Today’s U.S. market for MBS, the authors write, is one of the largest and most liquid global fixed-income markets, with trading volumes averaging about $300 billion daily and with over $11 trillion of securities outstanding.5 Who invests in the MBS market? Mid-2021 data of mostly agency MBS show that the largest class of investors is banks and other depository institutions (32 percent), followed by the Federal Reserve (23 percent) and international investors (11 percent). The remaining shares cover a wide range of other investor types.6
The Federal Reserve is the single largest agency MBS investor through its large-scale asset purchase program, with holdings equaling $2.5 trillion as of October 2021.7 To stimulate economic growth during and after the 2008 financial crisis, the Fed bought securities, including large amounts of MBS. This increased the money supply and reduced interest rates. As a matter of policy, the Fed has recently worked to draw down its holdings of MBS and other securities from its balance sheet.
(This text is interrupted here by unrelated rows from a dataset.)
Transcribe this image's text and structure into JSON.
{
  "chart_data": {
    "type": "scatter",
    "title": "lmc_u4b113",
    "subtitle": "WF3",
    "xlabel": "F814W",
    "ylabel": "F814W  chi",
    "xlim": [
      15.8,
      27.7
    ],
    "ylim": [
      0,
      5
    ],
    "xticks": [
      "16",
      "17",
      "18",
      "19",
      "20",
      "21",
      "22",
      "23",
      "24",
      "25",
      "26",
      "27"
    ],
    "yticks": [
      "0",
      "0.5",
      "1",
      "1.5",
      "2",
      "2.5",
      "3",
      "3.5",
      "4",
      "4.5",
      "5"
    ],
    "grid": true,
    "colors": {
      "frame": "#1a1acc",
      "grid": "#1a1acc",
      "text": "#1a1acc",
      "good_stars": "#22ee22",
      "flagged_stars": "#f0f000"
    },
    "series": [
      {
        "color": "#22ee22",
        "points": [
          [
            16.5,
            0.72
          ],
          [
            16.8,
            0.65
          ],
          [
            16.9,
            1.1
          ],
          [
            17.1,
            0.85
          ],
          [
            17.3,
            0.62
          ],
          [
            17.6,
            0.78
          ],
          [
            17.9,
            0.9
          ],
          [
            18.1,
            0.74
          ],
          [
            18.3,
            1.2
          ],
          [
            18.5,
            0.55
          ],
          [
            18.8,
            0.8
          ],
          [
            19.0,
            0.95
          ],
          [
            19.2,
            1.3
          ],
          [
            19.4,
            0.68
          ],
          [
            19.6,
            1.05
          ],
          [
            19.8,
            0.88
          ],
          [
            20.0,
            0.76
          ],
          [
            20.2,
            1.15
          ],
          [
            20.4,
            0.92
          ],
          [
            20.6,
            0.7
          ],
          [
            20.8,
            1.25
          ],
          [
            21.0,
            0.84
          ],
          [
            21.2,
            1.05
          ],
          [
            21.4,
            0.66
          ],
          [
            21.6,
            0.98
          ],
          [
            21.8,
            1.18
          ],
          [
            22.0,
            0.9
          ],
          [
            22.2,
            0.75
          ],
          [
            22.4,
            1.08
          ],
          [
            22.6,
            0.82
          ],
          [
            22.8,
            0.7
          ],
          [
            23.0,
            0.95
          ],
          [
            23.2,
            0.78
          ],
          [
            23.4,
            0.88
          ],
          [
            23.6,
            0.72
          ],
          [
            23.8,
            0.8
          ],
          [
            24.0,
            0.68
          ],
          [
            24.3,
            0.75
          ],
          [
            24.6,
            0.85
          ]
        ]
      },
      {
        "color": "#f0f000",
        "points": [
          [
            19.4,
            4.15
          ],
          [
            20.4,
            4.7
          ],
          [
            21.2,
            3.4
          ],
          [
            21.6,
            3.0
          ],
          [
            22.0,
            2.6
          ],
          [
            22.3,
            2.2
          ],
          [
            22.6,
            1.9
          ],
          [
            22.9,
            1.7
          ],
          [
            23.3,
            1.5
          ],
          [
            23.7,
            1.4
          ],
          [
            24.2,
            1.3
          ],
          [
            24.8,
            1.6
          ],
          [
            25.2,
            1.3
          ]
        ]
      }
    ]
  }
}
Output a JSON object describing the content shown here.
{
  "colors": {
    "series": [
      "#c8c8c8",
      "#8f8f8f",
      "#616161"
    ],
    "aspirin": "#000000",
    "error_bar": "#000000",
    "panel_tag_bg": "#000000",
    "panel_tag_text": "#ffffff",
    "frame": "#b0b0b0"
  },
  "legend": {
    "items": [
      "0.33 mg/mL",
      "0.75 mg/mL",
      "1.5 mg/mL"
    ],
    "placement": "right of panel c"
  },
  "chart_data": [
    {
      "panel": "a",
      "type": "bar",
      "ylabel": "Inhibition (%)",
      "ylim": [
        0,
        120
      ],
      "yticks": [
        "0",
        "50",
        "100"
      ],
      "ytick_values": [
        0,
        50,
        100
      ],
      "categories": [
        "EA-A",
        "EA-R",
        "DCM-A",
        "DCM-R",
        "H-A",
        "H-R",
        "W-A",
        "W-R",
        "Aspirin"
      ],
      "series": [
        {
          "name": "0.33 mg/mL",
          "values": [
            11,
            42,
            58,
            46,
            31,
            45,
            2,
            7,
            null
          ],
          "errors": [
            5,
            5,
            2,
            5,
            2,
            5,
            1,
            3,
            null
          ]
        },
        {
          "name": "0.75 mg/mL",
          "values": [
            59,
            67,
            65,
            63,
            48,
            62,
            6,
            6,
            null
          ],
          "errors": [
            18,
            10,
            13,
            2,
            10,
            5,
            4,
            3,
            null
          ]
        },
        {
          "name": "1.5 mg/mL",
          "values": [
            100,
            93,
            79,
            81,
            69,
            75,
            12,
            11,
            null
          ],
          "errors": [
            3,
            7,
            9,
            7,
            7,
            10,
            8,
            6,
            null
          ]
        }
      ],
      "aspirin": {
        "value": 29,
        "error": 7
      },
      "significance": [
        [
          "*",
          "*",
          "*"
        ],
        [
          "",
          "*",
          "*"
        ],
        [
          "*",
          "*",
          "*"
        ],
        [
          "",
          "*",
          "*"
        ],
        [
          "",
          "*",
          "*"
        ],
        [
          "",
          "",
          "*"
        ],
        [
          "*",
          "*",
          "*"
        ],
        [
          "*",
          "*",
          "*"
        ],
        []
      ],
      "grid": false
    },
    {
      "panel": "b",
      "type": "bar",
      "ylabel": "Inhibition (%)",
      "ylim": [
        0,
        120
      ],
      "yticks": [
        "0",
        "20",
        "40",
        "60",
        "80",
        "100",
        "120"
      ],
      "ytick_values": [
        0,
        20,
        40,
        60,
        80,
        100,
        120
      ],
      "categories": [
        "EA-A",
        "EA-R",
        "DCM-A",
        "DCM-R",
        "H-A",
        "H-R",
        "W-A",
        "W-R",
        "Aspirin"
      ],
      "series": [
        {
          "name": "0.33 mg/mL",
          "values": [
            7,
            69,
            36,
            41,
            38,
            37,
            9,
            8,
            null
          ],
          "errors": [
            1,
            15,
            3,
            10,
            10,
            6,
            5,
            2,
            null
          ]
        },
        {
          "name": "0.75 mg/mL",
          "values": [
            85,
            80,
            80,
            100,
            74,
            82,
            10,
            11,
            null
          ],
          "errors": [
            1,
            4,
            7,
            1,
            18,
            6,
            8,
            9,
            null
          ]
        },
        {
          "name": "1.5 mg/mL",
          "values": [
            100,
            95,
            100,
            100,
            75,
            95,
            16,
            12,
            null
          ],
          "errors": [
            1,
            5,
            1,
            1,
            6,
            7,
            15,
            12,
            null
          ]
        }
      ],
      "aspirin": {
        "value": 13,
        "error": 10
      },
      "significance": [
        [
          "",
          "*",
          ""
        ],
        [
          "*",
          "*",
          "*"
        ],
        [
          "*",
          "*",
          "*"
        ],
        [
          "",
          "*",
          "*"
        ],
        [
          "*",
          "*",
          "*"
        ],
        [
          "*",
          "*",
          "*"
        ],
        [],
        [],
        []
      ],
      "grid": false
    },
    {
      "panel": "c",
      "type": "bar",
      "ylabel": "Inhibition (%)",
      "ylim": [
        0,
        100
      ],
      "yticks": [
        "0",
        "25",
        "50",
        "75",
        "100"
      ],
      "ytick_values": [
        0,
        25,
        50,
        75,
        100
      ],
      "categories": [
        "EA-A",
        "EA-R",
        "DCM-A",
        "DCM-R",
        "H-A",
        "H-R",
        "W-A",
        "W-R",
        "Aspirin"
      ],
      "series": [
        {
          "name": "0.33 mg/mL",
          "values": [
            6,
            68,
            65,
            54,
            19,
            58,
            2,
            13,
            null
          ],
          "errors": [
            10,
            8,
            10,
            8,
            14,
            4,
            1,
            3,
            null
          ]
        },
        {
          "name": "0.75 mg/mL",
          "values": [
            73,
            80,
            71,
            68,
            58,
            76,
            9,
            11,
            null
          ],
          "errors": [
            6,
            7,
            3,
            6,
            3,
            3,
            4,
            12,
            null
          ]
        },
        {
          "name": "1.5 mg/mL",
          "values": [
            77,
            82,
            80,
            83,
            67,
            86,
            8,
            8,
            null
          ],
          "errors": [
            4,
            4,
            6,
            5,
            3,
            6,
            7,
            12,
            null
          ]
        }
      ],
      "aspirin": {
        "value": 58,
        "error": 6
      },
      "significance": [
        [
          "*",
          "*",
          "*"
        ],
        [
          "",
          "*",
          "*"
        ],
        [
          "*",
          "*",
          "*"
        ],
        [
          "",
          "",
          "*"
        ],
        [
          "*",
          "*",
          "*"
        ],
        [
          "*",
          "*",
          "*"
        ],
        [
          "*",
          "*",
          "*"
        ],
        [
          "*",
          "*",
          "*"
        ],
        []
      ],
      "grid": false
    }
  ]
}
As is widely cited in the literature, a key benefit of the MBS market is that it makes mortgages more liquid thanks to the high marketability and tradability of these securities. One of the downsides of the MBS market, as historical experience shows, is that loan originators may have a weaker incentive to screen borrowers, thus increasing the default risk on these securities. The authors are confident that “this important market will remain a vibrant topic for research in the years to come.”
- The views expressed here are solely those of the author and do not necessarily reflect the views of the Federal Reserve Bank of Philadelphia or the Federal Reserve System.
- Their paper is a preliminary draft of a chapter to be published in the forthcoming Research Handbook of Financial Markets, edited by Refet Gürkaynak and Jonathan Wright.
- Subprime mortgages are offered to those with relatively poor credit scores. The practice continues today but under heightened regulation.
- The most important source of prepayments is refinancing, which borrowers have an incentive to do when market interest rates fall. Still, as the authors point out, “many borrowers fail to refinance when it is in their monetary interest to do so.” For more on this topic, see Benjamin Keys, Devin Pope, and Jaren Pope, “Failure to Refinance,” Journal of Financial Economics, 122:3 (2016), pp. 482–499.
- When a borrower defaults, it becomes a “prepayment event” for investors in agency MBS but a credit loss for investors in nonagency MBS.